My snowcat buddy and I drill out all the rivets, sand the steel frames to remove all rust and corrosion, and then spray them with a couple coats of primer. The rivets Tucker used were steel blind rivets (they're basically POP rivets) but this is also a problem area. The rivets have a mandrel that when pulled on by the rivet gun, compresses the rivet and eventually breaks off. The portion that remains in the rivet can (and does) fall out. That leaves a nice hole in the center of the rivet. Water can then enter the support frame. We have replaced door frame sections that were distorted by water intrusion. Enough water filled those steel square tubes that when it froze, it expanded the steel to the point it was rounded and split the tubing.

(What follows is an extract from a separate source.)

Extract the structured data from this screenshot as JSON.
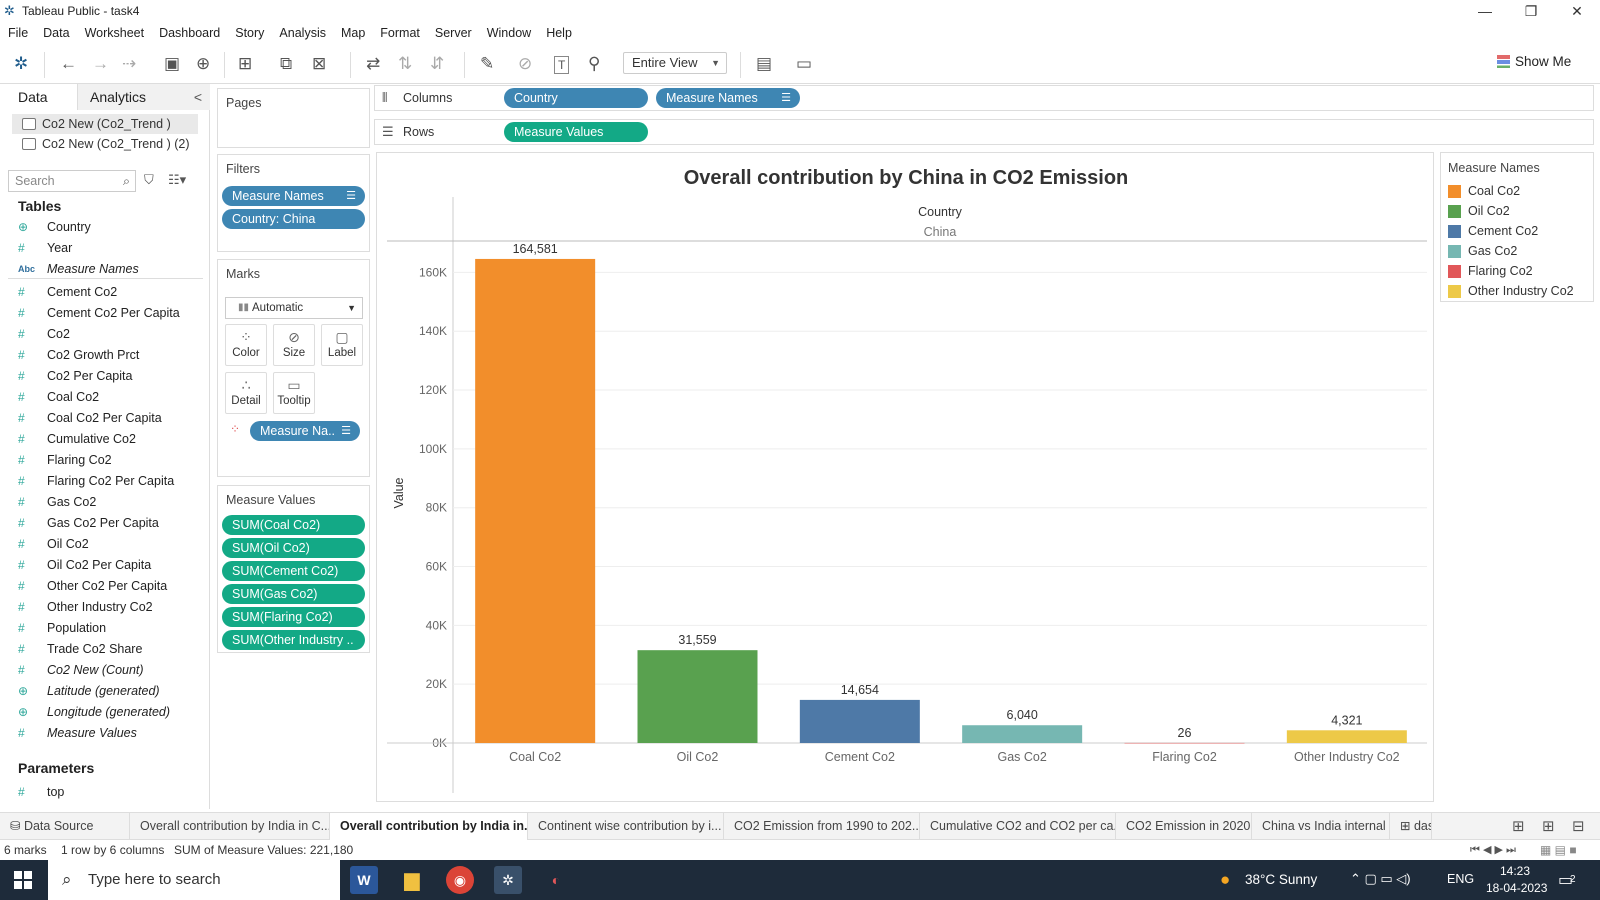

In reassembling the machines we use an auto body seam sealer on top of the painted frames (which also helps prevent a bond) and closed-end stainless steel blind rivets on the hood, roof and doors. The ends of these have no hole and the mandrel's remains can't fall out the back of the rivet. These rivets can be a bit difficult to find, but they are out there. If you go with rivets, I'd also suggest getting a pneumatic rivet gun. Steel and stainless steel rivets that are 3/16" in diameter take a lot more force to compress than an aluminum POP rivet. Using a hand powered rivet gun you'll get sore fast and/or have forearms like Popeye when you're done.
I think Teamster's method is excellent, but in our case we would have literally hundreds of holes in the aluminum and the steel frame to weld closed.